Specifically, the goal here is to create a linked structure that has some number of nodes, between 5 and 2 million. Don't worry that this number is large or that values may wrap around past the max size of integer. If you have created your linked structure correctly, a modern computer can breeze through this code very quickly.

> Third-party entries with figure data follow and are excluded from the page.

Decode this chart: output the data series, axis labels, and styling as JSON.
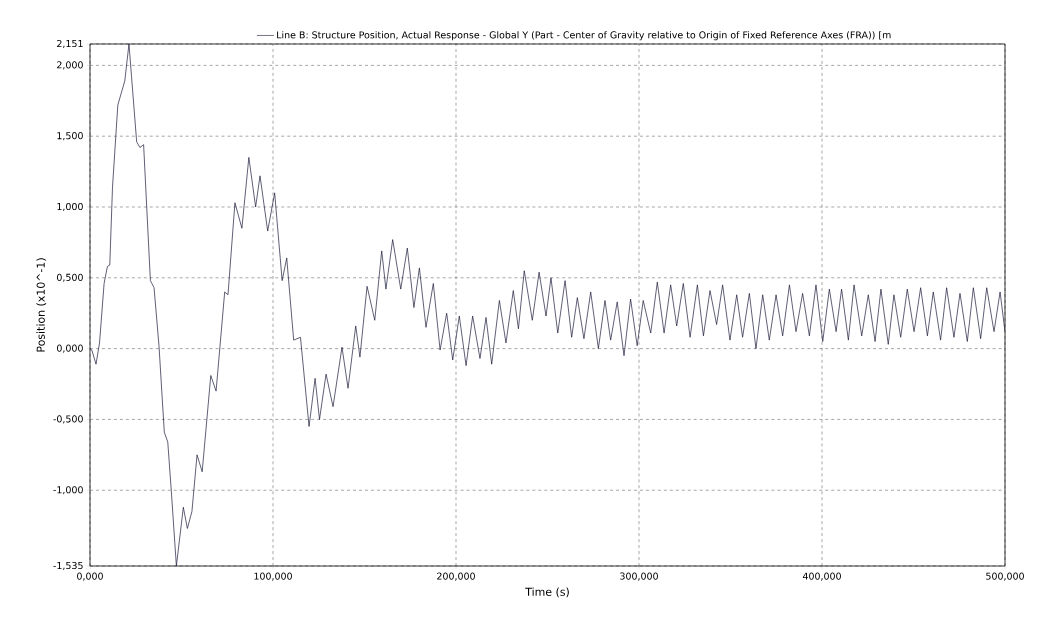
{
  "chart_data": {
    "type": "line",
    "xlabel": "Time (s)",
    "ylabel": "Position (x10^-1)",
    "xlim": [
      0,
      500
    ],
    "ylim": [
      -1.535,
      2.151
    ],
    "xticks": [
      {
        "value": 0,
        "label": "0,000"
      },
      {
        "value": 100,
        "label": "100,000"
      },
      {
        "value": 200,
        "label": "200,000"
      },
      {
        "value": 300,
        "label": "300,000"
      },
      {
        "value": 400,
        "label": "400,000"
      },
      {
        "value": 500,
        "label": "500,000"
      }
    ],
    "yticks": [
      {
        "value": -1.535,
        "label": "-1,535"
      },
      {
        "value": -1,
        "label": "-1,000"
      },
      {
        "value": -0.5,
        "label": "-0,500"
      },
      {
        "value": 0,
        "label": "0,000"
      },
      {
        "value": 0.5,
        "label": "0,500"
      },
      {
        "value": 1,
        "label": "1,000"
      },
      {
        "value": 1.5,
        "label": "1,500"
      },
      {
        "value": 2,
        "label": "2,000"
      },
      {
        "value": 2.151,
        "label": "2,151"
      }
    ],
    "grid": true,
    "legend": "top",
    "marker": "none",
    "line_style": "solid",
    "x": [
      0,
      1,
      3.3,
      5.2,
      7.7,
      9.5,
      10.8,
      12.3,
      15.2,
      19,
      21.3,
      22.7,
      25.5,
      27.3,
      29.3,
      33,
      35,
      37.7,
      40.6,
      42.5,
      44.4,
      47.2,
      51,
      53.2,
      55.7,
      58.5,
      61.3,
      66,
      68.9,
      73.6,
      75.4,
      79.2,
      83,
      86.8,
      90.5,
      92.9,
      97.1,
      100.9,
      105,
      107.5,
      111.3,
      115,
      119.7,
      123,
      125.4,
      129,
      132.8,
      137.7,
      141,
      145.2,
      147.5,
      151.4,
      155.6,
      159.4,
      161.7,
      165.4,
      169.8,
      173.4,
      177,
      180,
      183.6,
      187.6,
      191.3,
      194.9,
      198.2,
      201.8,
      205.5,
      209.1,
      213.1,
      216.4,
      219.5,
      223.7,
      227.3,
      231.3,
      234.1,
      237.3,
      241.7,
      245.4,
      249.2,
      251.9,
      255.6,
      259.6,
      263.2,
      266.3,
      269.9,
      273.6,
      277.8,
      281.4,
      284.5,
      288.1,
      291.8,
      295.4,
      299,
      302.3,
      306.4,
      310,
      313.7,
      317.3,
      320.6,
      324.2,
      327.9,
      331.9,
      335.2,
      338.8,
      342.4,
      345.7,
      349.7,
      353.4,
      356.6,
      360.3,
      363.9,
      367.6,
      371.2,
      374.9,
      378.5,
      382.2,
      385.8,
      389.4,
      393.1,
      396.7,
      400.4,
      404,
      407.7,
      410.7,
      414.4,
      417.5,
      421.7,
      425.3,
      429,
      432.2,
      436.2,
      439.3,
      443,
      446.6,
      450.3,
      453.9,
      457.6,
      460.8,
      464.8,
      468.1,
      472.1,
      475.4,
      479.4,
      482.7,
      486.7,
      490,
      494,
      497.3,
      500
    ],
    "series": [
      {
        "name": "Line B: Structure Position, Actual Response - Global Y (Part - Center of Gravity relative to Origin of Fixed Reference Axes (FRA)) [m",
        "color": "#1a1a3a",
        "values": [
          0,
          -0.01,
          -0.11,
          0.04,
          0.46,
          0.58,
          0.59,
          1.14,
          1.72,
          1.89,
          2.151,
          1.92,
          1.46,
          1.42,
          1.44,
          0.48,
          0.43,
          0.02,
          -0.59,
          -0.66,
          -1.0,
          -1.535,
          -1.12,
          -1.27,
          -1.15,
          -0.75,
          -0.87,
          -0.19,
          -0.3,
          0.4,
          0.38,
          1.03,
          0.85,
          1.35,
          1.0,
          1.22,
          0.83,
          1.1,
          0.48,
          0.64,
          0.06,
          0.08,
          -0.55,
          -0.21,
          -0.5,
          -0.18,
          -0.41,
          0.01,
          -0.28,
          0.16,
          -0.06,
          0.44,
          0.2,
          0.69,
          0.42,
          0.77,
          0.42,
          0.71,
          0.29,
          0.57,
          0.15,
          0.46,
          -0.01,
          0.25,
          -0.08,
          0.23,
          -0.12,
          0.23,
          -0.07,
          0.22,
          -0.11,
          0.34,
          0.04,
          0.41,
          0.14,
          0.55,
          0.2,
          0.54,
          0.23,
          0.5,
          0.11,
          0.48,
          0.08,
          0.36,
          0.07,
          0.4,
          0.0,
          0.34,
          0.06,
          0.33,
          -0.05,
          0.35,
          0.02,
          0.34,
          0.11,
          0.47,
          0.11,
          0.45,
          0.16,
          0.46,
          0.08,
          0.45,
          0.09,
          0.41,
          0.17,
          0.45,
          0.06,
          0.38,
          0.08,
          0.39,
          0.0,
          0.38,
          0.06,
          0.38,
          0.09,
          0.45,
          0.12,
          0.39,
          0.09,
          0.45,
          0.05,
          0.42,
          0.12,
          0.42,
          0.06,
          0.45,
          0.09,
          0.38,
          0.05,
          0.42,
          0.03,
          0.38,
          0.08,
          0.42,
          0.12,
          0.43,
          0.09,
          0.4,
          0.06,
          0.43,
          0.08,
          0.39,
          0.05,
          0.43,
          0.07,
          0.43,
          0.12,
          0.4,
          0.12
        ]
      }
    ]
  }
}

Notice that the comments describe exactly how this main should work. Here are the highlights:

具体来说，这里的目标是创建一个链接结构，该结构具有一定数量的节点，介于 5 到 200 万之间。不要担心这个数字很大或者值可能会超过整数的最大大小。如果您正确创建了链接结构，现代计算机可以非常快速地浏览此代码。请注意，注释准确地描述了这个 main 应该如何工作。以下是重点：

Create three loops The first loop creates the linked structure, hooking together the “next” fields of each node and giving each node an integer value between 0 and the randomly chosen size. The second loop adds up all of the nodes and counts them. Counting the nodes in this case should be used only as check to make sure you are not missing one. The third loop traverses all nodes again, this time deleting them.

创建三个循环 第一个循环创建链接结构，将每个节点的“下一个”字段连接在一起，并为每个节点提供一个介于 0 和随机选择的大小之间的整数值。第二个循环将所有节点相加并计算它们。在这种情况下计算节点应该仅用作检查以确保您没有遗漏一个。第三个循环再次遍历所有节点，这次删除它们。

Node.h

节点.h

class Node {
public:
    Node();
    Node(const Node& orig);
    virtual ~Node();
    bool hasNext();
    Node* getNext();
    void setNext(Node* newNext);
    int getValue();
    void setValue(int val);
private:
    Node* next;
    int value;
};

#endif

Node.cpp

节点.cpp

include "Node.h"
include <iostream>

Node::Node() {
    next = NULL;
}

Node::Node(const Node& orig) {
    next = orig.next;
    value = orig.value;
}

Node::~Node() {

}

bool Node::hasNext(){
    if (next != NULL)
        return true;
    else
        return false;
}

Node* Node::getNext(){
    return next;
}

void Node::setNext(Node* newNext){
    if(newNext == NULL)
        next = NULL;
    else
        next = newNext->next;
}

int Node::getValue(){
    return value;
}

void Node::setValue(int val){
    value = val;
}

main.cpp

主程序

include <cstdlib>
include <iostream>
include "Node.h"
include <time.h>

using namespace std;

int main(int argc, char** argv) {
    //This is the node that starts it all
    Node *tail;
    Node* head = new Node();

    //select a random number between 5 and 2,000,000
    srand(time(NULL));
    int size = (rand() % 2000000) + 5;
    int total = 0;
    int counter = 0;
    //print out the size of the list that will be created/destroyed
    cout << "The total size is: " << size << endl;

    head->setValue(0);
    tail = head;
    Node *newNode = new Node;
    for (int i = 1; i < size; i++){  
        Node *newNode = new Node;
        newNode->setValue(i);
        newNode->setNext(NULL);
        tail->setNext(newNode);
        tail = newNode;
    }

    //Create a list that counts from 0 to 2,000,000
    //Link all of the nodes together
    //A for loop is easiest here
    cout << head->getNext()->getValue();

    Node* current = head;
    while (current != NULL){ 
        counter += current->getValue();
        cout << current->getValue();
        current = current->getNext();
        total++;
    }

    //Traverse the list you created and add up all of the values
    //Use a while loop

    //output the number of nodes. In addition, print out the sum
    //of all of the values of the nodes.
    cout << "Tracked " << total << " nodes, with a total count of " << counter << endl;

    //Now loop through your linked structure a third time and
    //delete all of the nodes
    //Again, I require you use a while loop

    cout << "Deleted " << total << " nodes. We're done!" << endl;
    return 0;
}

It is printing out the total size then... I am getting a Seg fault:11. I am also missing some parts in the main, I am confused on how to write these as well.

它正在打印总大小然后...我收到一个 Seg 错误：11。我还缺少主要的一些部分，我也对如何编写这些部分感到困惑。